Let $f(\mathbf{x})$ be a twice differentiable function, where $\mathbf{x} \in \mathbb{R}^n$. Let $\mathbf{x}^*$ be a local minimizer of $f(\mathbf{x})$. Consider a differentiable and invertible function $\mathbf{h}:\mathbb{R}^n \to \mathbb{R}^n$. Let $\mathbf{h}(\mathbf{y}^*)=\mathbf{x}^*$.
Is $\mathbf{y}^*$ a local minimizer of $f(\mathbf{h}(\mathbf{y}))$?
Is $\mathbf{y}^*$ a strict local minimzer?
I know that:
- $\mathbf{a}$ is a local minima if $f(\mathbf{x}) \leq f(\mathbf{a})$ in the neighbourhood of $\mathbf{a}$.
- $\mathbf{a}$ is a strict local minima if $f(\mathbf{x}) < f(\mathbf{a})$ in the neighbourhood of $\mathbf{a}$.
$\mathbf{h}(\mathbf{y}^*)=\mathbf{x}^*$ which means is the local minim point of f(x).
According of what they tell me, $f(\mathbf{h}(\mathbf{y}))=f(\mathbf{x})$ so that should be a local minimum. But I don't know how to determine if $\mathbf{y}^*$ is a local minimizer of $f(\mathbf{h}(\mathbf{y}))$. Could you give me some clue on how to start? Thank you!

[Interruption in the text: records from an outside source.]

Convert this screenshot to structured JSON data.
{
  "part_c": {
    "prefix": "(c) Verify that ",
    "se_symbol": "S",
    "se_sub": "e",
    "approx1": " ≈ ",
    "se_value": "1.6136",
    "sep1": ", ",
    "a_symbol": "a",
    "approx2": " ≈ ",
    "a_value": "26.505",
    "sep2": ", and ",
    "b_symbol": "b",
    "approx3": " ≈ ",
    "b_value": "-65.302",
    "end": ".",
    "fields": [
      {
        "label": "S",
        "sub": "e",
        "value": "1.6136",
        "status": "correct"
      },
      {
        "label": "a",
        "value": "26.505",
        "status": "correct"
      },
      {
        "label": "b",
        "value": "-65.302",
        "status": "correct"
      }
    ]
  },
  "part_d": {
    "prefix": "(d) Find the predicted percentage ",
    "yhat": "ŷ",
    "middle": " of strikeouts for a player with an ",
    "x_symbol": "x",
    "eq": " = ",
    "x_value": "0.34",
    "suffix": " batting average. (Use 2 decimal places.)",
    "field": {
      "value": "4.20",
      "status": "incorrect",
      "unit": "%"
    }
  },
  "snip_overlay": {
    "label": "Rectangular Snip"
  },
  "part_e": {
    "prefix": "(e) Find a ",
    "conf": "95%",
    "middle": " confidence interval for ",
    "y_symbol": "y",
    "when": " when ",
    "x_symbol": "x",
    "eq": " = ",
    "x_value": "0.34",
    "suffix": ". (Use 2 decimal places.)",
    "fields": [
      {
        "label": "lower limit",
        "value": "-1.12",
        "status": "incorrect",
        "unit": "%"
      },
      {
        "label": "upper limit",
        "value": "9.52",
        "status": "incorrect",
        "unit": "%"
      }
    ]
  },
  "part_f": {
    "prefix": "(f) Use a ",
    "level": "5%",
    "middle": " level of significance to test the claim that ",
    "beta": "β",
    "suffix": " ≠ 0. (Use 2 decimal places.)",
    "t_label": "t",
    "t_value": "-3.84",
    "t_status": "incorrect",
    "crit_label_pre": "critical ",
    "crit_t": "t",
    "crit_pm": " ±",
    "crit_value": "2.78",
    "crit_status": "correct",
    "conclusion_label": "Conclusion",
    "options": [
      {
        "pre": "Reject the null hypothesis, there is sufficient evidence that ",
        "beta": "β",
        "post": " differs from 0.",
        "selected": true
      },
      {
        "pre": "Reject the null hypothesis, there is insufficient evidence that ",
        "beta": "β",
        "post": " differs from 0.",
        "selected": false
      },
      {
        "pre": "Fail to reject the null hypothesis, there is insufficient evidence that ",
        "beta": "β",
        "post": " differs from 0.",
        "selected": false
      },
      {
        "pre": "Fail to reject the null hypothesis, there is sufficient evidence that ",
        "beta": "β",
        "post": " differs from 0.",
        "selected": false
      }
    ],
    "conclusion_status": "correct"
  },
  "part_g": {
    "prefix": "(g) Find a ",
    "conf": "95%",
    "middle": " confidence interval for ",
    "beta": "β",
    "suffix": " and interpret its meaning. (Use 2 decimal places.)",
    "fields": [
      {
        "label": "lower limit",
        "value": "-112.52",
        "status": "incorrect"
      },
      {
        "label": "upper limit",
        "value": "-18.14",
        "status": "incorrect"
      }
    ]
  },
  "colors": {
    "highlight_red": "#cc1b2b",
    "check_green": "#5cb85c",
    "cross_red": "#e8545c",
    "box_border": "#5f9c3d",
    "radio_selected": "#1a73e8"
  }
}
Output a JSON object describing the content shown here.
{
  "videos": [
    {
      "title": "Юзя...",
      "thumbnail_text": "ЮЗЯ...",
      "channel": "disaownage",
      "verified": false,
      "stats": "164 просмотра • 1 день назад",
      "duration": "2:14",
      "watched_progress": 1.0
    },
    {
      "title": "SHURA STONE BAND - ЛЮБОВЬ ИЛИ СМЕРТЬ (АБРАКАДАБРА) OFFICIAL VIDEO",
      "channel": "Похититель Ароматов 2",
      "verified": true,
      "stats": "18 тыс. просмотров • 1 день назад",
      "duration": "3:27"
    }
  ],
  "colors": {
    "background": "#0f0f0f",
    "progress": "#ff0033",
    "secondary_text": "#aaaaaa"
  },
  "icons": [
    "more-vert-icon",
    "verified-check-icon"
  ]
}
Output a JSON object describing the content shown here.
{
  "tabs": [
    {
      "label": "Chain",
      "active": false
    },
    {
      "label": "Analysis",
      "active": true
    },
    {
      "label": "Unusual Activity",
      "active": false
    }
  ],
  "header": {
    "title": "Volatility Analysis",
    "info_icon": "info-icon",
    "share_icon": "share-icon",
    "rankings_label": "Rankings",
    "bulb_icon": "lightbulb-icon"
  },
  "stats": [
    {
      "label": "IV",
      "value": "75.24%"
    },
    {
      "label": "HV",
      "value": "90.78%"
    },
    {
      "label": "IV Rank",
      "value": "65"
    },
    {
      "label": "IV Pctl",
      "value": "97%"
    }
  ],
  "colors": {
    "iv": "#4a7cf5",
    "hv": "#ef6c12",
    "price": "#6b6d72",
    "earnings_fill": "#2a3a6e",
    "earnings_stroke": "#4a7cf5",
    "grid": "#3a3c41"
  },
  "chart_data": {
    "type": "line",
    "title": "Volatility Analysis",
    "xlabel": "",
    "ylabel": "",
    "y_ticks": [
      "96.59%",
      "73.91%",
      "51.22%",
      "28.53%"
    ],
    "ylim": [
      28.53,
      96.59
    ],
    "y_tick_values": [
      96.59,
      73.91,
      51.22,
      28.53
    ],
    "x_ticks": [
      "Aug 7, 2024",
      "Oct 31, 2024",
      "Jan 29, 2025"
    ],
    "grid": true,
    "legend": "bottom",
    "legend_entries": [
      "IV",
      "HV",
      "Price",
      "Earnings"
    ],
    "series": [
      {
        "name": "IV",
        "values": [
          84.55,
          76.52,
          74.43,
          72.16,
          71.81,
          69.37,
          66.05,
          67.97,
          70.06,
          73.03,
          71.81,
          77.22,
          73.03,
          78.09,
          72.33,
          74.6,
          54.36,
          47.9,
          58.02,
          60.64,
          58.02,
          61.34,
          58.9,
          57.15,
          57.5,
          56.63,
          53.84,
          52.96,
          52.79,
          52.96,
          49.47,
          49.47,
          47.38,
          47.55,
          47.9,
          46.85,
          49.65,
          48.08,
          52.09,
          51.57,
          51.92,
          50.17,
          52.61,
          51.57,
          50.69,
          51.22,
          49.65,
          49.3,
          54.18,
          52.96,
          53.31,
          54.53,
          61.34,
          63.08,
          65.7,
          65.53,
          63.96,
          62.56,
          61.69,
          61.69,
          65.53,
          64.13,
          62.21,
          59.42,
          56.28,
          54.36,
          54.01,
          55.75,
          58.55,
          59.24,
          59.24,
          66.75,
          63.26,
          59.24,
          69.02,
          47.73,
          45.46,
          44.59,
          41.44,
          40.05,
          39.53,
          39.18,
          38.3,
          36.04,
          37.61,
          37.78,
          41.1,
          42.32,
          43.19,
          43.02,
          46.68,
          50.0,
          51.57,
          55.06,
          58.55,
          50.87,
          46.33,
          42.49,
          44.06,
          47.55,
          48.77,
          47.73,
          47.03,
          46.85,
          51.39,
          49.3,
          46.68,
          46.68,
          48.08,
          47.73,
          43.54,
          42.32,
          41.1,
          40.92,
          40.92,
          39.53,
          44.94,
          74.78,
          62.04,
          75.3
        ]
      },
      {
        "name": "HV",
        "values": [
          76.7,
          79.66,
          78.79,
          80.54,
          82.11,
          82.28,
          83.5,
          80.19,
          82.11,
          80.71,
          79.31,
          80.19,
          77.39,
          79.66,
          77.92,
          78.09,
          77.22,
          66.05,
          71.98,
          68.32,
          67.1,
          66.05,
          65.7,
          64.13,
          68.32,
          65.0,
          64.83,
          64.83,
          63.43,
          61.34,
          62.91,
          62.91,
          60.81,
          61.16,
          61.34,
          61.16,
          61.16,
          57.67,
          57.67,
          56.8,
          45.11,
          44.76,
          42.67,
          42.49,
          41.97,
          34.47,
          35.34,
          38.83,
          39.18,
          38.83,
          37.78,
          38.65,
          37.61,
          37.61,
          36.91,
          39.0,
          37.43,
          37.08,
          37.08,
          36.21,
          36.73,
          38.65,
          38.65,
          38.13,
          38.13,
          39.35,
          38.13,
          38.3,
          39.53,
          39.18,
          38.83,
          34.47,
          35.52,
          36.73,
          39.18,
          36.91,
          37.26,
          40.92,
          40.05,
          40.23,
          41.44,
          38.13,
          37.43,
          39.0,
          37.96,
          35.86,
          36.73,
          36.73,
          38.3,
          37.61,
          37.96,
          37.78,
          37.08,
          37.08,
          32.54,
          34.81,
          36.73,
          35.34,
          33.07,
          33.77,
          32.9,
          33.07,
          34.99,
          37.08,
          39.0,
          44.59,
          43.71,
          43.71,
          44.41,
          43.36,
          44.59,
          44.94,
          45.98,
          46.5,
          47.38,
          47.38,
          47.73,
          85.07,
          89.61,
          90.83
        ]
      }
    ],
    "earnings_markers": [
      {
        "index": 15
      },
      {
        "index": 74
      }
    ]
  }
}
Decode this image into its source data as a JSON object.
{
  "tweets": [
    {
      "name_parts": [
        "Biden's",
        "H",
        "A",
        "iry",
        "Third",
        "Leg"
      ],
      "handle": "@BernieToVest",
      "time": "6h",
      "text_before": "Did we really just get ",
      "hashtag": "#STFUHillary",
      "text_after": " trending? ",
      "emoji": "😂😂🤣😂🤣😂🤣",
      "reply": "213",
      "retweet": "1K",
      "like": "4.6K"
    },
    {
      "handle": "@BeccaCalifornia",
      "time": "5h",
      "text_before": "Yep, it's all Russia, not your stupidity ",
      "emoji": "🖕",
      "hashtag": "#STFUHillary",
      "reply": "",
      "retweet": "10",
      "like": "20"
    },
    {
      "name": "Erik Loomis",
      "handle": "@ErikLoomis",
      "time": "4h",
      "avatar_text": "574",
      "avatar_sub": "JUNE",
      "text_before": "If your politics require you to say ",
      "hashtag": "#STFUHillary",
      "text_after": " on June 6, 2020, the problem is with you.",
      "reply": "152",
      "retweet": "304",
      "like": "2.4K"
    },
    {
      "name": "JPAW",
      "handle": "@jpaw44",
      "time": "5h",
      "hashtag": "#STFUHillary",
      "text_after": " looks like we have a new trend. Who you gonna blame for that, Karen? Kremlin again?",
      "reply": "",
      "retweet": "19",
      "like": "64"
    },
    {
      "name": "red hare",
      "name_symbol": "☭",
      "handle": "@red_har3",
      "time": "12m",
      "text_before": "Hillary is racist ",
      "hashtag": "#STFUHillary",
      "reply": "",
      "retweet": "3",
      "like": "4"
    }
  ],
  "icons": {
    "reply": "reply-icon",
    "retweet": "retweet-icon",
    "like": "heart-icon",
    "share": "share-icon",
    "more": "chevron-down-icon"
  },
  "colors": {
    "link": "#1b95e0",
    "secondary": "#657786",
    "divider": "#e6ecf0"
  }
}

$x^*$ is a local minimum of $f(x)$ means that there exists some $r>0$ such that $$f(x^*)\le f(x),\quad \forall x\in B(x^*,r).$$ Now, using that $h$ is continuous and $h(y^*)=x^*,$ there exists $s>0$ such that $h(B(y^*,s))\subset B(x^*,r).$ Thus,we have that
$$(f\circ h)(y^*)=f(h(y^*))=f(x^*)\le f(h(y))=(f\circ h)(y), \forall y\in B(y^*,s).$$ So, $y^*$ is a local minimum of $f\circ h,$ only assuming continuity of $h.$
Can you show that if $h$ is invertible and differentiable and $x^*$ is a strict local minimum of $f$ then $y^*$ is a strict local minimum of $f\circ h?$